Ambiente familiar contrarresta la ansiedad en adolescentes
Expertos aconsejan estrechar la comunicación con ellos para que externen sus problemas
Según la experta en Psiquiatría del Instituto Mexicano del Seguro Social ( IMSS) en Jalisco, Liduvina González Herrera, estrechar la comunicación con el adolescente y generarle la confianza suficiente para que externe sus problemas es una de las herramientas más eficaces para contrarrestar la ansiedad en este grupo de edad.

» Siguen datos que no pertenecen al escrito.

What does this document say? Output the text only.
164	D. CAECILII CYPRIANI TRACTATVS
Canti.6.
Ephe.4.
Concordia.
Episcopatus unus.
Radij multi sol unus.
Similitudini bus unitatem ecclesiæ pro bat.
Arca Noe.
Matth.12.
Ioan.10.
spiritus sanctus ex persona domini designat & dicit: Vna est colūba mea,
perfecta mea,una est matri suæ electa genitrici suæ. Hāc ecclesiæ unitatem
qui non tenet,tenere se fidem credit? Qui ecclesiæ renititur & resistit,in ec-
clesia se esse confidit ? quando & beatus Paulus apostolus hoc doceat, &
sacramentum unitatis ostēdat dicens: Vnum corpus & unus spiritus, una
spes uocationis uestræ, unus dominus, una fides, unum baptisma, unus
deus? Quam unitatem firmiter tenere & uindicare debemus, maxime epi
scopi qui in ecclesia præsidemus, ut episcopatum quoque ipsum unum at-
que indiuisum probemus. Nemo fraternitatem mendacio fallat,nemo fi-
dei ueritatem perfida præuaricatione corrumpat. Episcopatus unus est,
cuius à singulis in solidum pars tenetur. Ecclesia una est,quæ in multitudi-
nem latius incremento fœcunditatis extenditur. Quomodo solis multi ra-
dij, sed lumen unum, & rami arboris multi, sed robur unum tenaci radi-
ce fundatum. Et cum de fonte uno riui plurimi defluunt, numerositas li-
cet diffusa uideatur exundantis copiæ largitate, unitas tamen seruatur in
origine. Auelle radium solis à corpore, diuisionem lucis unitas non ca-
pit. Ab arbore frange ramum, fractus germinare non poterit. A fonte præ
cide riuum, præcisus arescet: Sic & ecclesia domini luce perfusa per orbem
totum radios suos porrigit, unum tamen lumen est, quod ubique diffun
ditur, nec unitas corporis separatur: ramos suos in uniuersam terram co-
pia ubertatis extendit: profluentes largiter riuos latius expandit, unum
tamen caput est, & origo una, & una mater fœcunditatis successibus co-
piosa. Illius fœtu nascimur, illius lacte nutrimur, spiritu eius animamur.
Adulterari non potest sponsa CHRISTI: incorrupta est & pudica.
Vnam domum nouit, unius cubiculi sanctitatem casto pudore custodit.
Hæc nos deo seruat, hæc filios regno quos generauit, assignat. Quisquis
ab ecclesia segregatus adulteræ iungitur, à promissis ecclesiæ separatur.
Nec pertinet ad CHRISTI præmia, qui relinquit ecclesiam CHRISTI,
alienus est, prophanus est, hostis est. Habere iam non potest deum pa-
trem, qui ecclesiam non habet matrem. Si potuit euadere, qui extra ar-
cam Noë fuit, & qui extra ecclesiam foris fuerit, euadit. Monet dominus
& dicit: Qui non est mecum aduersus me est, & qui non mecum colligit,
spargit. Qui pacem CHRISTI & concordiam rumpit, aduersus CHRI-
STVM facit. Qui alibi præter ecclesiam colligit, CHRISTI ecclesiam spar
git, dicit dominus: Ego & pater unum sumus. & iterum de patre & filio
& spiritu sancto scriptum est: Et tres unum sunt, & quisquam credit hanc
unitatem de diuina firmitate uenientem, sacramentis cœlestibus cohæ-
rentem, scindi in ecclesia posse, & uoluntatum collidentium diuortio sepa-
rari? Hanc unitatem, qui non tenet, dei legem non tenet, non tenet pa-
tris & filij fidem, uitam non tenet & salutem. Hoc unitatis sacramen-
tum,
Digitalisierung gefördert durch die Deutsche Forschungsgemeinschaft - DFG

Liduvina González Herrera dijo que “si bien, la adolescencia genera ansiedad, existen factores ambientales que pueden incidir en que ésta se torne en un trastorno que no atendido puede persistir hasta la adultez, complicándose y deteriorando la calidad de vida de la persona”.
“La adolescencia y todos los cambios que implica, provocan una reactividad de ansiedad normal, por eso no se puede considerar patológica como tal, pero si hay una influencia del ambiente como estrés, malos tratos, por ejemplo en los famosos 'bullying' en la escuela y el niño aún no ha aprendido a manejar sus emociones, esto aumentará su ansiedad, y la transformará en un trastorno” mencionó.
El proceso de transición de esta etapa y la suma de factores adversos e inclusive la predisposición genética puede conducir al desarrollo de trastornos de ansiedad, con síntomas clásicos, entre los cuales destacan inquietud, temblor, sudoración, sequedad de boca, cambios en hábitos alimenticios, de micción y de defecación e insomnio, entre los más característicos. Relató la psiquiatra.
El trastorno de ansiedad trae problemas un poco más severos que afectan todo el sistema digestivo, causando dolor, náuseas vómitos, pero también insomnio el cual puede presentarse de manera inicial, intermitente o total.
Otros datos clínicos sugestivos de ansiedad son los miedos “el paciente puede caer en sensación de irrealidad y mareo constante”, y aunque no todos tienen que estar presentes en forma simultánea, “si cuando menos hay cinco de ellos, tendríamos que pensar ya en un trastorno de ansiedad instalado”.
González Herrera señaló que si los síntomas permanecen cuando menos dos semanas se puede hablar de un trastorno de ansiedad, sin embargo, la manera más efectiva de detectarlo es cuando el adolescente se angustia sin un disparado aparente.
El trastorno de ansiedad en el adolescente incluye el consumo de fármacos a dosis mínimas y durante el tiempo en el cual el adolescente, con apoyo psicológico y de sus padres, asimila este proceso de cambio y la ansiedad que éste le genera y que se irrita por los factores externos ya dichos (estrés, malos tratos, etc.).
Existen técnicas simples como ejercicios respiratorios o algún tipo de actividad de sensibilización que pueden ayudar, “pero esto tiene que ser apoyado con orientación psicológica para que los papás sepan cómo tratar al adolescente. pero escuchándolo, acercándose y proporcionándole la ayuda que necesita y el mismo muchacho va a pedir”.
De no prevenir o frenar este problema, “el muchacho llegará a adulto con alguna otra patología que será más difícil de erradicar, desde un trastorno de ansiedad severo generalizado, hasta ataques de pánico, obsesiones, compulsiones o depresiones profundas con tendencias suicidas”. De ahí la importancia de tratar este trastorno a tiempo, además de apoyar y conocer a los hijos en esta etapa de su vida.